Nacionalismo estafado

O Euskadi existe para lá da ETA, mas os espanholistas podem ganhar. Reportagem no País Basco

Quadro pendurado no bar ‘Bizkaia Bi’, no Casco Viejo de Bilbau MARGARIDA MOTA

“Deus só criou uma equipa perfeita — o Athletic Club de Bilbau. Às restantes, encheu-as de estrangeiros”. O quadro pendurado na parede do bar ‘Bizkaia Bi’, no Casco Viejo de Bilbau (Bilbo, em basco), não passa despercebido a quem entra. A época desportiva não está a correr bem ao clube mais popular do País Basco, mas a política de não contratação de jogadores não-bascos, que vigora desde a fundação (1898), não sofre a mínima contestação por parte dos sócios: “A direcção pensou nisso, mas 70% dos adeptos não querem estrangeiros”, diz José, enquanto pica um pintxo” (a tapa basca). “Para quê, se temos jogadores da terra?”, contrapõe o amigo Ramon, antes de tragar um gole de txacoli” (uma versão basca de vinho verde).

Não é a fobia aos estrangeiros que norteia a afición” do Athletic, mas antes a paixão pela cultura basca, um sentimento comum a 2,1 milhões de habitantes da região dotada do estatuto autonómico mais generoso de toda a Espanha.

O País Basco (Euskadi) tem um governo (Eusko Jaurlaritza), presidido por um lehendakari”, tem um Parlamento (Eusko Legebiltzarra) e uma Polícia (Ertzaintza).
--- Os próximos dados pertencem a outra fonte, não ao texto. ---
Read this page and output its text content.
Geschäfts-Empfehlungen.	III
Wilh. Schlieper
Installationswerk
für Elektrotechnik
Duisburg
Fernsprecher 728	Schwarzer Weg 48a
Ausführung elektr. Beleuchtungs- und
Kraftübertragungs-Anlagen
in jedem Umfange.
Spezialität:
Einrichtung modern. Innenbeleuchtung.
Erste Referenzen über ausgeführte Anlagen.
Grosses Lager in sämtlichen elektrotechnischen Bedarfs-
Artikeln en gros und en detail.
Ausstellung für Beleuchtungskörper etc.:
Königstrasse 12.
Porém, a pedra angular do estatuto — que não tem catalães ou galegos — é o Concierto Económico”, que permite às autoridades locais redistribuírem os impostos que recolhem.

Cartaz de campanha do Partido Nacionalista Basco MARGARIDA MOTA

Durante a campanha eleitoral, os cartazes do Partido Nacionalista Basco (PNV) — que dirige o Governo local desde há 25 anos — fizeram gala da prosperidade económica decorrente desse privilégio: “Somos os quartos da Europa em rendimento per capita”, lia-se num; “Hong Kong, Japão, Islândia, Suíça e Euskadi. Os quintos do mundo em esperança de vida”, dizia outro. Mas a vitória do PNV em terras bascas não é certa amanhã, o que, a acontecer, seria simbólico numa região onde 55% do eleitorado vota, tradicionalmente, em partidos nacionalistas (democráticos ou radicais) e 45% nos espanholistas.

“Nestas eleições, é muito provável que sejam os socialistas a ganhar no País Basco”, diz Gorka Landaburu, director da revista ‘Cambio 16’, sediada em San Sebastián (Donostia). “O PNV tem vindo a baixar eleições atrás de eleições. As pessoas estão cansadas e querem soluções, querem resolver os problemas de trabalho, das casas…”, diz.

Em 2001, este jornalista de 55 anos escapou por milagre à violência da ETA. Sabia que era um alvo, mas não criou resistências a abrir a correspondência que lhe mandavam para casa. Um dia, uma carta com 150 gramas de dinamite explodiu-lhe à frente. “Destroçaram-me as mãos, deixaram-me cego do olho esquerdo, mas cometeram um grande erro: não me cortaram a língua”, diz. “A ETA tem de deixar as armas. Mas não está madura para tomar a decisão mais importante da sua vida”.

Missa na Basílica de Santa Maria de Begoña, em Bilbau MARGARIDA MOTA

É domingo e a Basílica de Santa Maria de Begoña, em Bilbau, enche-se para a missa das 10 horas — rezada em basco (euskera) e em castelhano. A liturgia invoca as rivalidades bíblicas entre judeus e samaritanos e o padre Jesus aproveita para fazer a ponte para a realidade basca: fala de “duas jóias culturais que há que manter, a cultura basca e a castelhana”, e da necessidade de evitar o domínio de uma sobre a outra.